The output looks to be missing a llvm.masked.gather.v2i64.v2p0i64 call. Did you remember to revert 0d74fd3fdf50? I can push a branch to github with this current commit, if that would be helpful.

The output looks to be missing a llvm.masked.gather.v2i64.v2p0i64 call. Did you remember to revert 0d74fd3fdf50? I can push a branch to github with this current commit, if that would be helpful.

Ok, will try the test case with the reverted 0d74fd3fdf50, going to look at it today and tomorrow.

Thanks!

Ok, looks like I was able to reproduce it, investigating.

Ok, investigated the problem, looks like my initial analysis was wrong. We really need to use findLaneForValue here. I added a test case that reveals the bug.

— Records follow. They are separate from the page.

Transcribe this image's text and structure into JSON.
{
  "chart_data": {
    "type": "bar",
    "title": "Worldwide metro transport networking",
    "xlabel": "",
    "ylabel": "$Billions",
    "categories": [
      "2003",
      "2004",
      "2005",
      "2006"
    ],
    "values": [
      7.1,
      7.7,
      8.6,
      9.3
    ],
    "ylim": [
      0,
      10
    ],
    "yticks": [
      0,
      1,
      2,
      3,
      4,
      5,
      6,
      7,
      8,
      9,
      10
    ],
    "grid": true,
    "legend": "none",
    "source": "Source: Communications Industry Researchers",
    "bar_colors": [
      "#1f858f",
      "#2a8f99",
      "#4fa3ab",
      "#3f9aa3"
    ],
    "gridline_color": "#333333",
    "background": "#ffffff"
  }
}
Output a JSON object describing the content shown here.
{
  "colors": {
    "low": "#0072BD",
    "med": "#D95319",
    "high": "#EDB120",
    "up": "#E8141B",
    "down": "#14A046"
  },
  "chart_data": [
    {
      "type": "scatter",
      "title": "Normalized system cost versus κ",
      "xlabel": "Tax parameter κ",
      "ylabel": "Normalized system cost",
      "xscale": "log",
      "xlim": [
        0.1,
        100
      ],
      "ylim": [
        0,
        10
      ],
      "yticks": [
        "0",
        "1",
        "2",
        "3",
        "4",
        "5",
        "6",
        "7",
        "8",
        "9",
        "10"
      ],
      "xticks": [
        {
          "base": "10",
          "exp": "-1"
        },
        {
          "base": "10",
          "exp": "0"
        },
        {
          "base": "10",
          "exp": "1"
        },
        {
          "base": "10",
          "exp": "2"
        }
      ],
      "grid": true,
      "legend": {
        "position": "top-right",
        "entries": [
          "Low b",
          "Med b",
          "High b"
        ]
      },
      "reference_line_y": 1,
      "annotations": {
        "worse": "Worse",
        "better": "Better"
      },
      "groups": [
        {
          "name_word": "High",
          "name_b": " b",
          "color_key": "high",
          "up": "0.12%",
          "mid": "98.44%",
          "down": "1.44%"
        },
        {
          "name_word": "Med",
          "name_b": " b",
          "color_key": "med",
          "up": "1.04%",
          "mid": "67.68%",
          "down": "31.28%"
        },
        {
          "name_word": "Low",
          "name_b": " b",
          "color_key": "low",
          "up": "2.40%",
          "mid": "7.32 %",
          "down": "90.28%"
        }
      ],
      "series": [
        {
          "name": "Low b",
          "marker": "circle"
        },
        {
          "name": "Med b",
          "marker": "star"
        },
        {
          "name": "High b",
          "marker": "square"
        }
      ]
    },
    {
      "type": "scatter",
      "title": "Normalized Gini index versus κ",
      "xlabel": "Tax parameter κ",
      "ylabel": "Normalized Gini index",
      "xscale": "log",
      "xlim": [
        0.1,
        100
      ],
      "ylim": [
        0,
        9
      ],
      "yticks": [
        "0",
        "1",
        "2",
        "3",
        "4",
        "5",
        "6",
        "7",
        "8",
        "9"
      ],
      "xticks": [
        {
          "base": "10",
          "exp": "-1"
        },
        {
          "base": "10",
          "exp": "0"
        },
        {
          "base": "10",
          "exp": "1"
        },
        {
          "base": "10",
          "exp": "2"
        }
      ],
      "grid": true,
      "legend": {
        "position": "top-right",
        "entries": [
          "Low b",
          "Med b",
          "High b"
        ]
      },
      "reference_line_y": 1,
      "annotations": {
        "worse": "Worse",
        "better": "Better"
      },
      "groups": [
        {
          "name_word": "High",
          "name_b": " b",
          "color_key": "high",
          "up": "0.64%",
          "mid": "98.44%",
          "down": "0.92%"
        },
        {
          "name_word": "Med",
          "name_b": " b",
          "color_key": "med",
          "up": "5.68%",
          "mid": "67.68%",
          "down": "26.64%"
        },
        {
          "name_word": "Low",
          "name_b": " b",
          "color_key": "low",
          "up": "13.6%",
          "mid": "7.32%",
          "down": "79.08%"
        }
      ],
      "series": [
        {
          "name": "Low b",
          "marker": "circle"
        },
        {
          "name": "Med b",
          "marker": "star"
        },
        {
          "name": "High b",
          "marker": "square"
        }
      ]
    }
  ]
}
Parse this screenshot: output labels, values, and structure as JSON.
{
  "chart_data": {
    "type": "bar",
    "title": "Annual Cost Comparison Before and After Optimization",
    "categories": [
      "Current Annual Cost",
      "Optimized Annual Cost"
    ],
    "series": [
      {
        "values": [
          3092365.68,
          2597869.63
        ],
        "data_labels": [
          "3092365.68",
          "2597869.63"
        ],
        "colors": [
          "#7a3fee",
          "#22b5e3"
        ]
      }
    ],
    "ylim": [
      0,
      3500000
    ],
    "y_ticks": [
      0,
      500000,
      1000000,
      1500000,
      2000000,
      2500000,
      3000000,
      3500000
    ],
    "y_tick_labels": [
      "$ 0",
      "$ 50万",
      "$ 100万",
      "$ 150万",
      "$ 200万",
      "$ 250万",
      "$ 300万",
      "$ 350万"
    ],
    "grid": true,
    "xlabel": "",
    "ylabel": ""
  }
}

You need to format your changes and update the test checks.

vtjnash updated this revision to Diff 375054.Sep 25 2021, 11:09 AM

clang-format

clang-format

Need to update the tests too

I don't have a test, but it sounded like you did?

I don't have a test, but it sounded like you did?

Iris already committed and should fail with your patch, you need to update the checks in this test (llvm/test/Transforms/SLPVectorizer/X86/extract_in_tree_user.ll)

This revision is now accepted and ready to land.Sep 25 2021, 11:50 AM
This revision was landed with ongoing or failed builds.Sep 27 2021, 11:09 AM
This revision was automatically updated to reflect the committed changes.